The Food and Drug Administration (FDA) is giving vaping companies 60 days to figure out how to reverse what it’s calling an epidemic of youth usage, or risk having some of their products potentially pulled from the market.
This is the latest in a series of steps the FDA is taking to limit children’s use of e-cigarettes, which has “reached an epidemic proportion” in the U.S., FDA Commissioner Dr. Scott Gottlieb announced Wednesday. The agency may also ban sales of some flavored e-cigarette products, which Gottlieb says are particularly appealing to underage users, and consider shortening a grace period that currently gives e-cigarette companies until 2022 to apply for FDA approval.

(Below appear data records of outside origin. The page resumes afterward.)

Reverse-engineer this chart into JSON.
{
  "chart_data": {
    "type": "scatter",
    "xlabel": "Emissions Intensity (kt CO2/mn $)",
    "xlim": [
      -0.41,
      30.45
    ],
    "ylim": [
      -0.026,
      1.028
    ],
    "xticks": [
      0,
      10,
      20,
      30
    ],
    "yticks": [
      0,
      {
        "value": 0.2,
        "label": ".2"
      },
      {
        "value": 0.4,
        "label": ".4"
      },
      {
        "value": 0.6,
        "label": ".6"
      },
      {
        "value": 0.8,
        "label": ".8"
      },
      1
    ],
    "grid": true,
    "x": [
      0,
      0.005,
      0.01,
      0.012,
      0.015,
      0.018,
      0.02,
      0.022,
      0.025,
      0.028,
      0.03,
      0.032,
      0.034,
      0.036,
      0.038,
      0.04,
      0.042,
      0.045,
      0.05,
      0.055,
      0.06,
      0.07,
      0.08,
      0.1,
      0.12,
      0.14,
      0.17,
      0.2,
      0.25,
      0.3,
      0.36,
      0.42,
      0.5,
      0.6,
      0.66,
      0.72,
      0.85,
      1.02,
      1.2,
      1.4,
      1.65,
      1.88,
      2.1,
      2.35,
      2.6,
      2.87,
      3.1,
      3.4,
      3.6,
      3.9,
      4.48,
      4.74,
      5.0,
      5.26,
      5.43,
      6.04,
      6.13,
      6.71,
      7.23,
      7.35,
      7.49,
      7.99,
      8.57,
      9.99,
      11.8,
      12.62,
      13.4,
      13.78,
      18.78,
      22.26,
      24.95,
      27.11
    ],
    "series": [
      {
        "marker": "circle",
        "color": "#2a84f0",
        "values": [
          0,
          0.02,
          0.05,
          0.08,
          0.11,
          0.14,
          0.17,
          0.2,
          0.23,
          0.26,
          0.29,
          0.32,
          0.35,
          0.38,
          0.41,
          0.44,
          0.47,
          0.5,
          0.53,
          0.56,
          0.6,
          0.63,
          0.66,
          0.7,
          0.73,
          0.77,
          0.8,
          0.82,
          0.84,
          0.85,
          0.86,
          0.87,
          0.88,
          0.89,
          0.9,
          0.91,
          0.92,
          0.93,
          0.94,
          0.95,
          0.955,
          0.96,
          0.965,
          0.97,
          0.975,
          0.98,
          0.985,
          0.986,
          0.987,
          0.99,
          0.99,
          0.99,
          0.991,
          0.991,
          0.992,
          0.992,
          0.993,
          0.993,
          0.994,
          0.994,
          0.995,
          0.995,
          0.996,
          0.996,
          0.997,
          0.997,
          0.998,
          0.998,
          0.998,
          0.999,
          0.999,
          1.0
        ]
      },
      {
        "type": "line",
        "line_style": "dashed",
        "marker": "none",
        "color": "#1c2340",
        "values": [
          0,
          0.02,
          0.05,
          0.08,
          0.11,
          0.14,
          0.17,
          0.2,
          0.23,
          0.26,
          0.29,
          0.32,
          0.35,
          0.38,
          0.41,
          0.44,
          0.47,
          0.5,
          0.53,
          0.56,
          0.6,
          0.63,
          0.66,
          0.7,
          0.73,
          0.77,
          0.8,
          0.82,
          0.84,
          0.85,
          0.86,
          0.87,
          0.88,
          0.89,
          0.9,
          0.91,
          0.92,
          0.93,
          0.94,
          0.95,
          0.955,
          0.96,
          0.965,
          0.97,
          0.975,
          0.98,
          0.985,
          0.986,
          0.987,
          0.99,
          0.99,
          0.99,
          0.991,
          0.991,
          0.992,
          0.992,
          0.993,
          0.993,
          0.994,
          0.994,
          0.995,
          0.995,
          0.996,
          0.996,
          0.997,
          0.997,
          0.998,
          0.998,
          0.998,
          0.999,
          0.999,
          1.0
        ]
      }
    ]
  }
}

Despite the fact that they cannot legally be sold to anyone under 18, e-cigarettes — hand-held vaporizers that create aerosols from liquids typically packed with nicotine and other chemicals, often including flavorings — are now the most popular tobacco product among high school students, recent federal data shows.

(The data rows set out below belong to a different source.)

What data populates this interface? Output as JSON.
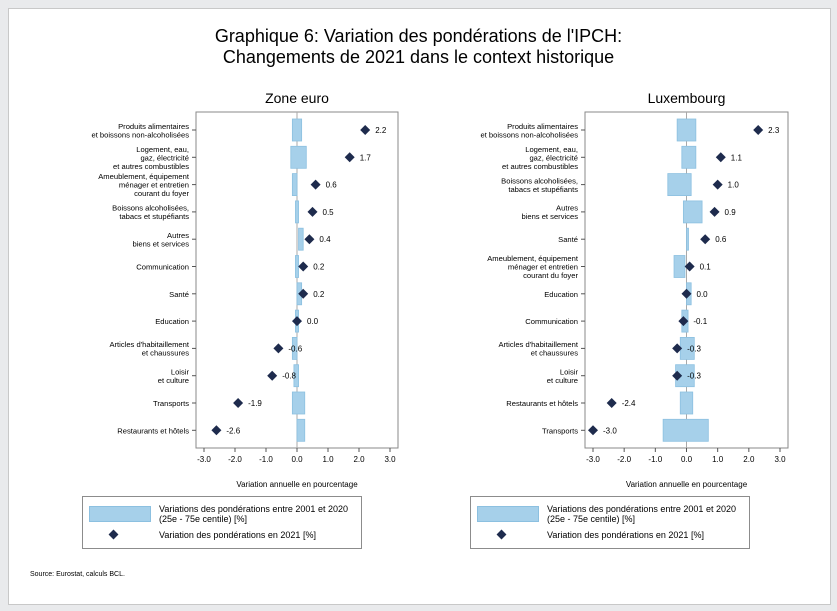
{
  "title_line1": "Graphique 6: Variation des pondérations de l'IPCH:",
  "title_line2": "Changements de 2021 dans le context historique",
  "source": "Source: Eurostat, calculs BCL.",
  "colors": {
    "range_fill": "#a6d0ea",
    "range_stroke": "#8cc0e0",
    "marker": "#1e2b4d"
  },
  "chart_data": [
    {
      "type": "range-dot",
      "title": "Zone euro",
      "xlabel": "Variation annuelle en pourcentage",
      "xlim": [
        -3.0,
        3.0
      ],
      "xticks": [
        "-3.0",
        "-2.0",
        "-1.0",
        "0.0",
        "1.0",
        "2.0",
        "3.0"
      ],
      "categories": [
        [
          "Produits alimentaires",
          "et boissons non-alcoholisées"
        ],
        [
          "Logement, eau,",
          "gaz, électricité",
          "et autres combustibles"
        ],
        [
          "Ameublement, équipement",
          "ménager et entretien",
          "courant du foyer"
        ],
        [
          "Boissons alcoholisées,",
          "tabacs et stupéfiants"
        ],
        [
          "Autres",
          "biens et services"
        ],
        [
          "Communication"
        ],
        [
          "Santé"
        ],
        [
          "Education"
        ],
        [
          "Articles d'habitaillement",
          "et chaussures"
        ],
        [
          "Loisir",
          "et culture"
        ],
        [
          "Transports"
        ],
        [
          "Restaurants et hôtels"
        ]
      ],
      "values_2021": [
        2.2,
        1.7,
        0.6,
        0.5,
        0.4,
        0.2,
        0.2,
        0.0,
        -0.6,
        -0.8,
        -1.9,
        -2.6
      ],
      "value_labels": [
        "2.2",
        "1.7",
        "0.6",
        "0.5",
        "0.4",
        "0.2",
        "0.2",
        "0.0",
        "-0.6",
        "-0.8",
        "-1.9",
        "-2.6"
      ],
      "range_2001_2020": [
        [
          -0.15,
          0.15
        ],
        [
          -0.2,
          0.3
        ],
        [
          -0.15,
          0.0
        ],
        [
          -0.05,
          0.05
        ],
        [
          0.05,
          0.2
        ],
        [
          -0.05,
          0.05
        ],
        [
          0.0,
          0.15
        ],
        [
          -0.05,
          0.05
        ],
        [
          -0.15,
          0.0
        ],
        [
          -0.1,
          0.05
        ],
        [
          -0.15,
          0.25
        ],
        [
          0.0,
          0.25
        ]
      ]
    },
    {
      "type": "range-dot",
      "title": "Luxembourg",
      "xlabel": "Variation annuelle en pourcentage",
      "xlim": [
        -3.0,
        3.0
      ],
      "xticks": [
        "-3.0",
        "-2.0",
        "-1.0",
        "0.0",
        "1.0",
        "2.0",
        "3.0"
      ],
      "categories": [
        [
          "Produits alimentaires",
          "et boissons non-alcoholisées"
        ],
        [
          "Logement, eau,",
          "gaz, électricité",
          "et autres combustibles"
        ],
        [
          "Boissons alcoholisées,",
          "tabacs et stupéfiants"
        ],
        [
          "Autres",
          "biens et services"
        ],
        [
          "Santé"
        ],
        [
          "Ameublement, équipement",
          "ménager et entretien",
          "courant du foyer"
        ],
        [
          "Education"
        ],
        [
          "Communication"
        ],
        [
          "Articles d'habitaillement",
          "et chaussures"
        ],
        [
          "Loisir",
          "et culture"
        ],
        [
          "Restaurants et hôtels"
        ],
        [
          "Transports"
        ]
      ],
      "values_2021": [
        2.3,
        1.1,
        1.0,
        0.9,
        0.6,
        0.1,
        0.0,
        -0.1,
        -0.3,
        -0.3,
        -2.4,
        -3.0
      ],
      "value_labels": [
        "2.3",
        "1.1",
        "1.0",
        "0.9",
        "0.6",
        "0.1",
        "0.0",
        "-0.1",
        "-0.3",
        "-0.3",
        "-2.4",
        "-3.0"
      ],
      "range_2001_2020": [
        [
          -0.3,
          0.3
        ],
        [
          -0.15,
          0.3
        ],
        [
          -0.6,
          0.15
        ],
        [
          -0.1,
          0.5
        ],
        [
          0.0,
          0.05
        ],
        [
          -0.4,
          -0.05
        ],
        [
          0.0,
          0.15
        ],
        [
          -0.15,
          0.05
        ],
        [
          -0.2,
          0.25
        ],
        [
          -0.35,
          0.25
        ],
        [
          -0.2,
          0.2
        ],
        [
          -0.75,
          0.7
        ]
      ]
    }
  ],
  "legend": {
    "range_label_line1": "Variations des pondérations entre 2001 et 2020",
    "range_label_line2": "(25e - 75e centile) [%]",
    "dot_label": "Variation des pondérations en 2021 [%]"
  }
}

In an effort to reverse that trend, the FDA on Wednesday sent letters to manufacturers of five e-cigarette brands often used by kids — Juul, Vuse, MarkTen XL, Blu and Logic — requesting that they draw up plans for limiting youth access to their products within 60 days. Failing to do so, or making unsatisfactory efforts, “could mean requiring these brands to remove some or all of their flavored products that may be contributing to the rise in youth use from the market until they receive premarket authorization and otherwise meet all of their obligations under the law,” the FDA statement says.
“JUUL Labs will work proactively with FDA in response to its request. We are committed to preventing underage use of our product, and we want to be part of the solution in keeping e-cigarettes out of the hands of young people,” Juul spokesperson Victoria Davis said in a statement provided to TIME. “Our mission is to improve the lives of adult smokers by providing them with a true alternative to combustible cigarettes. Appropriate flavors play an important role in helping adult smokers switch. By working together, we believe we can help adult smokers while preventing access to minors, and we will continue to engage with the FDA to fulfill our mission.”

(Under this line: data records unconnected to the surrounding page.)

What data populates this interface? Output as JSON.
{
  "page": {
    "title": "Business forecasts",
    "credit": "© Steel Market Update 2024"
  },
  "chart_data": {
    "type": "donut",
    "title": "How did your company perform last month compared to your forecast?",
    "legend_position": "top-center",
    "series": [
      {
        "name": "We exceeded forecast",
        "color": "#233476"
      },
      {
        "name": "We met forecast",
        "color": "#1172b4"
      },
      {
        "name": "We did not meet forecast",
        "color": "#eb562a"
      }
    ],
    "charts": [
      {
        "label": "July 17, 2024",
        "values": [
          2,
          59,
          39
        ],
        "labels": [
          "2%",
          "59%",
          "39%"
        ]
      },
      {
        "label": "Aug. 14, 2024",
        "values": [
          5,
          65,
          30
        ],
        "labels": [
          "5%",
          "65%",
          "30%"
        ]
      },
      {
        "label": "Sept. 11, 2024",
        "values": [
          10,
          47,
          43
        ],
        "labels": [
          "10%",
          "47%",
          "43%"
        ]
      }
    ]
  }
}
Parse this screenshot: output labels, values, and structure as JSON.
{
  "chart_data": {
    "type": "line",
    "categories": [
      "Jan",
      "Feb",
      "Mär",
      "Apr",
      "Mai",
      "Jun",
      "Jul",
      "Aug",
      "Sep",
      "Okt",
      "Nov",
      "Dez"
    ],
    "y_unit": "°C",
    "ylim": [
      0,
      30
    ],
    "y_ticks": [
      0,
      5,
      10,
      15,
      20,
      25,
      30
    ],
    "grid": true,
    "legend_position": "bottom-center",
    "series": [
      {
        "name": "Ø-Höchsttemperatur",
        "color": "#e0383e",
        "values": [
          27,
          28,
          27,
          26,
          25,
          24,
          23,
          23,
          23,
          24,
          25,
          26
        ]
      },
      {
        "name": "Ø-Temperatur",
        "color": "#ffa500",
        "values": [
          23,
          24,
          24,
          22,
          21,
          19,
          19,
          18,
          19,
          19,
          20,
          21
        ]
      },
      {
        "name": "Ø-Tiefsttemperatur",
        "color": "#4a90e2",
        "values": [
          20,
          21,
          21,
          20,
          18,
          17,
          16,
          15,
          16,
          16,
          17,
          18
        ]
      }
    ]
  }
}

A statement from Fontem Ventures, Blu’s parent company, says it is “evaluating today’s request and statement from the FDA. On youth access, we have common aims. We welcome the opportunity to demonstrate, and work with the FDA to further strengthen, our youth access prevention policies and procedures.”
“We share Commissioner Gottlieb’s concerns and applaud his approach to eliminating youth usage of all tobacco products,” a spokesperson for R.J. Reynolds Vapor Company, which makes Vuse, said in a statement provided to TIME. “Youth tobacco prevention is a priority for our companies. We will provide the Agency with a comprehensive plan in 60 days as it requested in its letter to us. We look forward to working with FDA and other stakeholders to address this important public health issue.”
The other two companies contacted by the FDA did not immediately respond to TIME’s requests for comment.
The FDA also sent more than 1,300 warning letters and fines to retailers found to be selling vapes to minors during an “undercover nationwide blitz” this summer. Additionally, 12 online retailers were found to be selling vaping products that were “misleadingly labeled and/or advertised e-liquids resembling kid-friendly food products,” in violation of an earlier order from the FDA, and were also slapped with warning letters, according to the announcement.
E-cigarettes are typically intended and marketed as cigarette alternatives for adult smokers, but it’s unclear how effectively they help smokers quit the habit. And while they do contain fewer harmful chemicals than traditional cigarettes, researchers still don’t know exactly how e-cigarettes affect long-term health.
The actions are the latest in the FDA’s continuing efforts to limit youth access to tobacco products, namely e-cigarettes. This spring, it requested marketing information from several leading vaping companies, in an effort to better understand why kids are attracted to their products. E-cigarettes came under the FDA’s regulatory purview in 2016.
“While we remain committed to advancing policies that promote the potential of e-cigarettes to help adult smokers move away from combustible cigarettes, that work can’t come at the expense of kids,” Gottlieb said in the FDA statement. “We cannot allow a whole new generation to become addicted to nicotine.”